Ein anderes Thema, da sich immer wieder findet, ist Liebe, verbunden mit Leidenschaft, Begierde und Intrigen. Während es in den ersten Bänden fast immer um Takeo und Kaede und ihre - anfangs geheime - Liebe geht, die viele Hindernisse überwinden muss, bevor die beiden schließlich offiziell ein Paar sein dürfen, scheint im vierten Band beinahe jede Person plötzlich das Bedürfnis zu haben, sich zu verlieben oder sich körperlicher Leidenschaft hinzugeben: Nicht nur Takeo und Kaede, die nach dreizehn Jahren sogar noch ein viertes Kind bekommen, sondern auch die 15-jährige Shigeko, die plötzlich unsterblich in ihren Jugendfreund und heutigen Berater verliebt ist, ihn allerdings nicht heiraten darf, da es unter ihrem Preis wäre. Dann Maya, die nicht nur ihre Aufseherin Sada liebt und ihr auch körperlich nah sein möchte, sondern auch Taku, Sadas heimlichen Geliebten, der Takeos treuster Spion ist.
Immer wieder wird auch ganz selbstversändlich von der intensiven Liebe zwischen jungen Männern, alten Männern und kleinen Jungen, sowie von zahlreichen anderen Liebschaften von verheirateten Personen berichtet, was nun jedoch gut die Zeit und die Sitten widerspiegelt, auf die die Autorin wert legt.
Ein weiterer Punkt, der den Leser ein wenig ermüden kann, sind zahlreiche, sehr genaue Beschreibungen von Gebäuden und Landschaften. Natürlich sind diese dafür gedacht, dem Leser einen besseren Einblick in Zeit und Kultur zu verschaffen und vermutlich werden es auch viele Leser interessant finden, doch mich haben sie bald gelangweilt, da sie oftmals wirken, als solle bloß Zeit gewonnen werden, bevor etwas Spannendes geschieht.
Genau diese Spannung wurde in der ersten Hälfte des Buches von mir vermisst. Natürlich gibt es zahlreiche parallele Handlungen, wie Intrigen, Verrat und Fremde, die das Land betreten, doch all das ist nur mäßig spannend geschrieben. Für mich kam der erste wirklich fesselnde Moment, der mich stark an die Spannung und die Action der ersten Bände erinnert hat, erst kurz vor Seite 500, während alles Vorangehende nicht spannend genug war, um zu vermeiden, dass man das Buch immer wieder aus der Hand legte.
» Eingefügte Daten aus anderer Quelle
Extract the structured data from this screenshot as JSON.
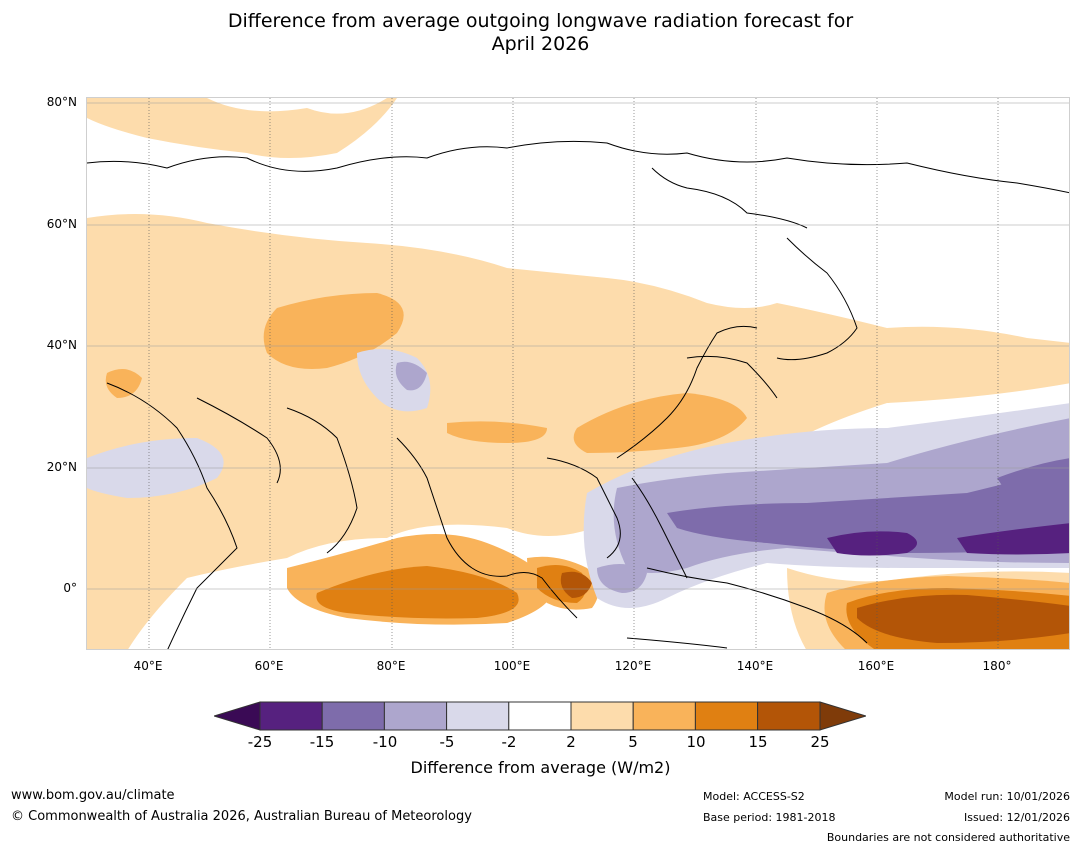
{
  "title_line1": "Difference from average outgoing longwave radiation forecast for",
  "title_line2": "April 2026",
  "lat_labels": [
    "80°N",
    "60°N",
    "40°N",
    "20°N",
    "0°"
  ],
  "lon_labels": [
    "40°E",
    "60°E",
    "80°E",
    "100°E",
    "120°E",
    "140°E",
    "160°E",
    "180°"
  ],
  "colorbar": {
    "ticks": [
      "-25",
      "-15",
      "-10",
      "-5",
      "-2",
      "2",
      "5",
      "10",
      "15",
      "25"
    ],
    "colors": [
      "#3a0a55",
      "#56217f",
      "#7e6cab",
      "#ada6cd",
      "#d9d9ea",
      "#ffffff",
      "#fddcac",
      "#f9b35a",
      "#e08012",
      "#b35507",
      "#7f3b09"
    ],
    "label": "Difference from average (W/m2)"
  },
  "footer": {
    "website": "www.bom.gov.au/climate",
    "copyright": "© Commonwealth of Australia 2026, Australian Bureau of Meteorology",
    "model": "Model: ACCESS-S2",
    "base_period": "Base period: 1981-2018",
    "model_run": "Model run: 10/01/2026",
    "issued": "Issued: 12/01/2026",
    "boundaries": "Boundaries are not considered authoritative"
  }
}
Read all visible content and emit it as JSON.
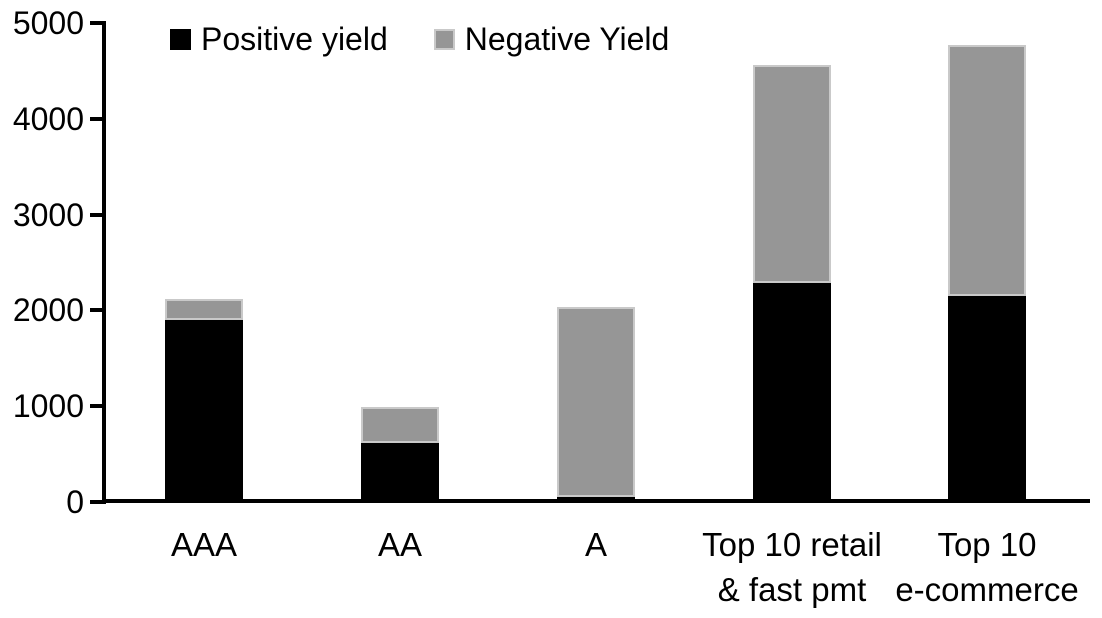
{
  "chart_data": {
    "type": "bar",
    "stacked": true,
    "title": "",
    "categories": [
      [
        "AAA"
      ],
      [
        "AA"
      ],
      [
        "A"
      ],
      [
        "Top 10 retail",
        "& fast pmt"
      ],
      [
        "Top 10",
        "e-commerce"
      ]
    ],
    "series": [
      {
        "name": "Positive yield",
        "color": "#000000",
        "values": [
          1900,
          620,
          50,
          2290,
          2150
        ]
      },
      {
        "name": "Negative Yield",
        "color": "#969696",
        "values": [
          220,
          380,
          1980,
          2280,
          2620
        ]
      }
    ],
    "totals": [
      2120,
      1000,
      2030,
      4570,
      4770
    ],
    "ylim": [
      0,
      5000
    ],
    "yticks": [
      0,
      1000,
      2000,
      3000,
      4000,
      5000
    ],
    "xlabel": "",
    "ylabel": "",
    "legend_position": "top-left",
    "grid": false,
    "axis_color": "#000000",
    "segment_outline_color": "#c9c9c9",
    "background": "#ffffff"
  }
}
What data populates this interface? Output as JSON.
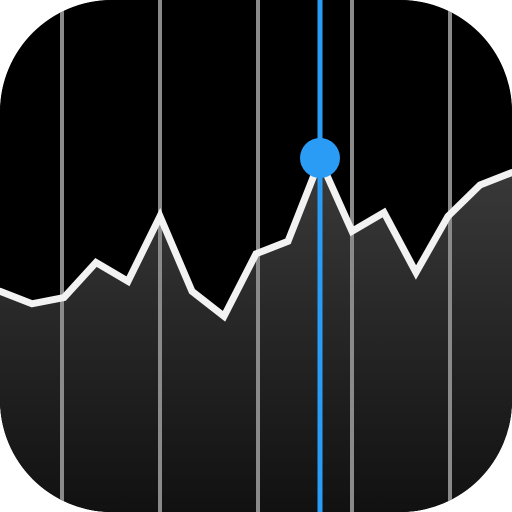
{
  "app_icon": {
    "name": "stocks-app-icon",
    "colors": {
      "background": "#000000",
      "grid_line": "#8a8a8a",
      "price_line": "#f2f2f2",
      "area_fill_top": "#3a3a3a",
      "area_fill_bottom": "#111111",
      "cursor": "#2b9cf5"
    }
  },
  "chart_data": {
    "type": "line",
    "x": [
      0,
      1,
      2,
      3,
      4,
      5,
      6,
      7,
      8,
      9,
      10,
      11,
      12,
      13,
      14,
      15,
      16
    ],
    "values": [
      5.5,
      4.5,
      5.0,
      7.8,
      6.3,
      11.5,
      5.5,
      3.5,
      8.5,
      9.5,
      16.0,
      10.3,
      11.8,
      7.0,
      11.5,
      14.0,
      15.0
    ],
    "highlight_index": 10,
    "grid_verticals_count": 6,
    "grid": true,
    "title": "",
    "xlabel": "",
    "ylabel": ""
  }
}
Selbst Ereignisse auf die der Roman hinarbeitet, die als besonders bedeutend für den weiteren Verlauf geschildert werden, können enttäuschen, so z.B. der Wettstreit vor dem - zum ersten Mal erscheinenden - Kaiser: Shigeko kämpft an Stelle ihres Vaters. Verliert sie, muss Takeo ins Exil gehen oder sich töten und die Drei Länder würden an einen der Fürsten des Küsters fallen. Dieser Wettstreit wird über viel Kapitel hinweg angekündigt, ist dann jedoch so vorhersehbar und schnell vorbei, dass ich mich wirklich gefragt habe, ob man ihn nicht hätte weglassen können. Auch der unausweichliche Kampf, der über das Fortbestehen der Drei Länder entscheiden soll, erweckt nicht die gleiche Spannung wie die Kampfschilderungen in den ersten drei Bänden.
Neben den bereits genannten gibt es noch ein weiteres Hauptthema, mit dem sich der Roman beschäftigt: die Religion. Schon in den ersten Bänden löste die Religion Konflikte aus: die so genannten Verborgenen, zu denen auch Takeo in seiner Kindheit gehörte, üben eine Religion aus, die der christlichen sehr nahe kommt. Sie haben nur einen Gott, kennen Himmel und Hölle. Unter früheren Herrschern wurden sie verfolgt, gefoltert und ermordet. Takeo, der dem Glauben seiner Kindheit mittlerweile abgelegt hat, hat diese Verfolgung abgeschafft und in den drei Ländern die Glaubensfreiheit eingeführt.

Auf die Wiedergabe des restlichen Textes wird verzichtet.